Now, bankers (and the media) across Arkansas seek Yeager’s opinions and knowledge of the banking industry.
As an associate professor in finance at the Sam M. Walton College of Business and the Arkansas Bankers Association Chair in Banking, Yeager teaches college students about the banking profession and updates and informs bankers through conferences and articles published through the Arkansas Bankers Association.
Yeager’s transition from economics professor to finance professor and banking expert may not have happened, in part, had he not been a bit homesick for his hometown of St. Louis. He taught economics at Ithaca College in New York and Humboldt State University in California – both far away from the Midwest where he and his wife were from. When the opportunity to work as a researcher for the Federal Reserve Bank of St. Louis presented itself, he seized it.
At his Federal Reserve Bank job, where he was an economist in Supervisory Policy Analysis, Yeager researched issues affecting community banks as well as apprise bank examiners to economic and banking conditions. As he worked his way up to assistant vice president at the Federal Reserve Bank, Yeager says he found he spent more time in meetings and less doing research. Though he taught evening classes at St. Louis University, he yearned to return to a campus full time.
That campus would be in Fayetteville, Ark. In 2006, Yeager was hired for the position he now holds. “The job description fit me like a glove,” he says.
Yeager says he was pleasantly surprised with Northwest Arkansas’ scenic outdoors and the collegial and friendly atmosphere at Walton College. Yeager says at many universities, faculty can be competitive and even hostile. “Here, it’s completely the opposite,” he says.
At Walton College, Yeager teaches introductory, advanced and graduate banking courses.
He says his research interests are wide and varied, but most recently he has been exploring the link between the banking sector and the macro economy. He has been published in several publications, including Journal of Banking and Finance; Journal of Money, Credit, and Banking; and Journal of Economics and Business. “I have learned a lot since I’ve gotten here,” he says. “My research has improved because I’m surrounded by bright and hard-working colleagues and students.”

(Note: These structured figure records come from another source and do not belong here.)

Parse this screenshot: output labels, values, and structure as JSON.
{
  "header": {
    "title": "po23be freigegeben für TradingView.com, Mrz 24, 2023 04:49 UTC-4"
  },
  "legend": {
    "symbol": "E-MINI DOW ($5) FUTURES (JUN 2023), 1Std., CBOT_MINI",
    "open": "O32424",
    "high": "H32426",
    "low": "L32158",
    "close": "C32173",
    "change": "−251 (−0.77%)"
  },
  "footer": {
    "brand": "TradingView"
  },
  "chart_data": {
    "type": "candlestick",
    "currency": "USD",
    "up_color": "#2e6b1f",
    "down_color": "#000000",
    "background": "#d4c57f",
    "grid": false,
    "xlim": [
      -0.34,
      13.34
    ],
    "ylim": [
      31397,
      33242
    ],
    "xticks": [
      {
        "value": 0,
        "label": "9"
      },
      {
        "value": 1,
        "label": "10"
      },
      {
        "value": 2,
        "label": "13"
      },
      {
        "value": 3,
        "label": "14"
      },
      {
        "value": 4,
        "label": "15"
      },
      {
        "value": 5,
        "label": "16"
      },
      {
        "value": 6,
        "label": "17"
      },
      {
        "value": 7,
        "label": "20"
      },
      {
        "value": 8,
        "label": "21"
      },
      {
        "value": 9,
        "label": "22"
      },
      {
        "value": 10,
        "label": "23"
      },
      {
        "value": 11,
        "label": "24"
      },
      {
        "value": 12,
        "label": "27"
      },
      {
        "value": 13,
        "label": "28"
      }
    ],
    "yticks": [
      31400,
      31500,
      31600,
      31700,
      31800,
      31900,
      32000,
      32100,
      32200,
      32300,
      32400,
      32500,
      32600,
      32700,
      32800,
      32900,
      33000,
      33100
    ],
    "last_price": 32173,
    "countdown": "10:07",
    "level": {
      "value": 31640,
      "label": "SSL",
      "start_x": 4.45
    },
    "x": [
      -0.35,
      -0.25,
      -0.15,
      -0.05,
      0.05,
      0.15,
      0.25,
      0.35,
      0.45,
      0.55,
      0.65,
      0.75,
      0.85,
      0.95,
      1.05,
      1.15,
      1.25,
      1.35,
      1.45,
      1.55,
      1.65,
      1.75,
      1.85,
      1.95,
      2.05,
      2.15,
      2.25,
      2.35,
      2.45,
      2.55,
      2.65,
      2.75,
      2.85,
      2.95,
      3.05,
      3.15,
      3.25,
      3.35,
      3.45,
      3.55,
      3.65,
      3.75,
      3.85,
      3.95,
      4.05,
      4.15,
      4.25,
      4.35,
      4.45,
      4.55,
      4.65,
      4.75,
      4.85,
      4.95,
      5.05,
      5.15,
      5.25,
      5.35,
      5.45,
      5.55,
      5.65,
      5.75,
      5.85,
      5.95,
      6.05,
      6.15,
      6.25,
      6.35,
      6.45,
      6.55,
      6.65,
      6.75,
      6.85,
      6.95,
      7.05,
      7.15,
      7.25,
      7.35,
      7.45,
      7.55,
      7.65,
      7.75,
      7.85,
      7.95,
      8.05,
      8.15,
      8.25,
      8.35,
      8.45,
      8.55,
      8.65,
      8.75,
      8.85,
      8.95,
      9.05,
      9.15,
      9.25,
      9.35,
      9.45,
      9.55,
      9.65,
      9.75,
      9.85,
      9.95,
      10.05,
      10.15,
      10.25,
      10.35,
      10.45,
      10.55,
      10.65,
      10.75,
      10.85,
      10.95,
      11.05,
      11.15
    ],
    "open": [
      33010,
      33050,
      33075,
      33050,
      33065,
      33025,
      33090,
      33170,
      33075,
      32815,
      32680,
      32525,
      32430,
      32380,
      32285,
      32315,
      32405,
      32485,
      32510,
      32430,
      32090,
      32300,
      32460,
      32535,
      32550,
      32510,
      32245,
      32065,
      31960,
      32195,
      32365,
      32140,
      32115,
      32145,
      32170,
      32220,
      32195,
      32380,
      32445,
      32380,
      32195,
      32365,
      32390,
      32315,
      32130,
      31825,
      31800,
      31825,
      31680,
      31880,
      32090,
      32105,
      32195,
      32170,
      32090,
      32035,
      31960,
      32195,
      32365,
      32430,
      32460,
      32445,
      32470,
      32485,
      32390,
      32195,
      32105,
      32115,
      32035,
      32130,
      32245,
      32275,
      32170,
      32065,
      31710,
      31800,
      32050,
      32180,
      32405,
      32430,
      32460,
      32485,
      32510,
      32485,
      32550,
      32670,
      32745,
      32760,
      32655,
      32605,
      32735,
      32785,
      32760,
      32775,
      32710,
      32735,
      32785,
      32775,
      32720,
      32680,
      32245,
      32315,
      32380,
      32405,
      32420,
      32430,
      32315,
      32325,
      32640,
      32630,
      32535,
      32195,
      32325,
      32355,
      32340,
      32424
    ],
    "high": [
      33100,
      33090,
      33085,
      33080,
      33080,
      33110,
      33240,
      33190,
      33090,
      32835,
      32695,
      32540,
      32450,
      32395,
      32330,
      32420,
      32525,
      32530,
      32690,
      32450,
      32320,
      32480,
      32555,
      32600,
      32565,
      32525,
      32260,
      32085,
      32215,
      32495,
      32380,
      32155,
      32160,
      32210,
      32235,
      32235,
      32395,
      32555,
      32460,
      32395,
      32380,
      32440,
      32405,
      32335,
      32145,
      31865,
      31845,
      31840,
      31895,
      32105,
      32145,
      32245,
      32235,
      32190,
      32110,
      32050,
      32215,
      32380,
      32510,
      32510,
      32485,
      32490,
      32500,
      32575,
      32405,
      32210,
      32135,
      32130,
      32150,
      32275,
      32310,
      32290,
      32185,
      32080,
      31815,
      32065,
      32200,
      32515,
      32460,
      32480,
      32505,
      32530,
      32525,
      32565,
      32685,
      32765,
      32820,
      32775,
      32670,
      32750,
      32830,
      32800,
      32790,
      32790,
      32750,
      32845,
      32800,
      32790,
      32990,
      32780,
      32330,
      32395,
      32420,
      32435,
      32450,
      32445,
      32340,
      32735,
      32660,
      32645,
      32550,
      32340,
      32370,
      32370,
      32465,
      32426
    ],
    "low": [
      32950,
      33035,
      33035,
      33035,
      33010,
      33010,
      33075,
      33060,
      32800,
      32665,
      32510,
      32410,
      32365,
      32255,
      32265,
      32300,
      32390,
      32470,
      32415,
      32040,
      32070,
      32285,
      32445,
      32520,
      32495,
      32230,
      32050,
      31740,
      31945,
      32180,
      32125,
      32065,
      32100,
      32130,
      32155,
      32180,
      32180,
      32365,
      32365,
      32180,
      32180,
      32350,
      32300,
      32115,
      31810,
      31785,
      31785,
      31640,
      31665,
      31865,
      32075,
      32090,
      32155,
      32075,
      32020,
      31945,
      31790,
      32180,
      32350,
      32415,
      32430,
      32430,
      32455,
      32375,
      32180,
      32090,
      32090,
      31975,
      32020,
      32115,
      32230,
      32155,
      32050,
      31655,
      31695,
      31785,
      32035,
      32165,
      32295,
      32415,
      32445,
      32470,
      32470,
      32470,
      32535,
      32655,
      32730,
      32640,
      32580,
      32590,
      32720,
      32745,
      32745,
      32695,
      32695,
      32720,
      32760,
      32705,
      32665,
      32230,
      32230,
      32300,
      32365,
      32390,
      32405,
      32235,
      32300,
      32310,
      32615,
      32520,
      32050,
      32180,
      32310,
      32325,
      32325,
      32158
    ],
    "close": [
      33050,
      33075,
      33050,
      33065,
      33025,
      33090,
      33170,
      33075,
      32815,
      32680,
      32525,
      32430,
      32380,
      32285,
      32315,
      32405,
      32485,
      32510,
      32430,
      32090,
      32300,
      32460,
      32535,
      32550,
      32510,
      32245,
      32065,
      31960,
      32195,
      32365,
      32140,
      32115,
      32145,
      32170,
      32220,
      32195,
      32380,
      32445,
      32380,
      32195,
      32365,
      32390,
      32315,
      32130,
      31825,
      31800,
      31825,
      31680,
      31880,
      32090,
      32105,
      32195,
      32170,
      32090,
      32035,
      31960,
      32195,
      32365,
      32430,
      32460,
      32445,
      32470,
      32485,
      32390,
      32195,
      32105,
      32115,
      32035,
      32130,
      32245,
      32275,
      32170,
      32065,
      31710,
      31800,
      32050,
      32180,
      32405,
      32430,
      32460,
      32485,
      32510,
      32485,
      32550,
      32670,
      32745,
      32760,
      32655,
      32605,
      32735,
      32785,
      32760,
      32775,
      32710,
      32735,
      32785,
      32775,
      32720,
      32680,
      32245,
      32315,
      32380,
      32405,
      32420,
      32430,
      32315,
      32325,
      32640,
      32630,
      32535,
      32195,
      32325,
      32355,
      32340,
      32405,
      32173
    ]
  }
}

In addition, each summer for the past three years, he takes students to Belize where they assist potential and existing small business owners by presenting business education seminars and offering microloans to the most promising businesses. For Yeager, the Belize program has been personally rewarding and enriching. “I feel like we make a difference, and each year, thankfully, has been better than the last,” he says.
Yeager says when he’s away from work, he likes to spend time with his wife, Dara, and their four children—two of whom are attending the University of Arkansas. He also enjoys spending time on Beaver Lake. “I ended up where I wanted to be, but the path to get here had many twists and turns,” Yeager says.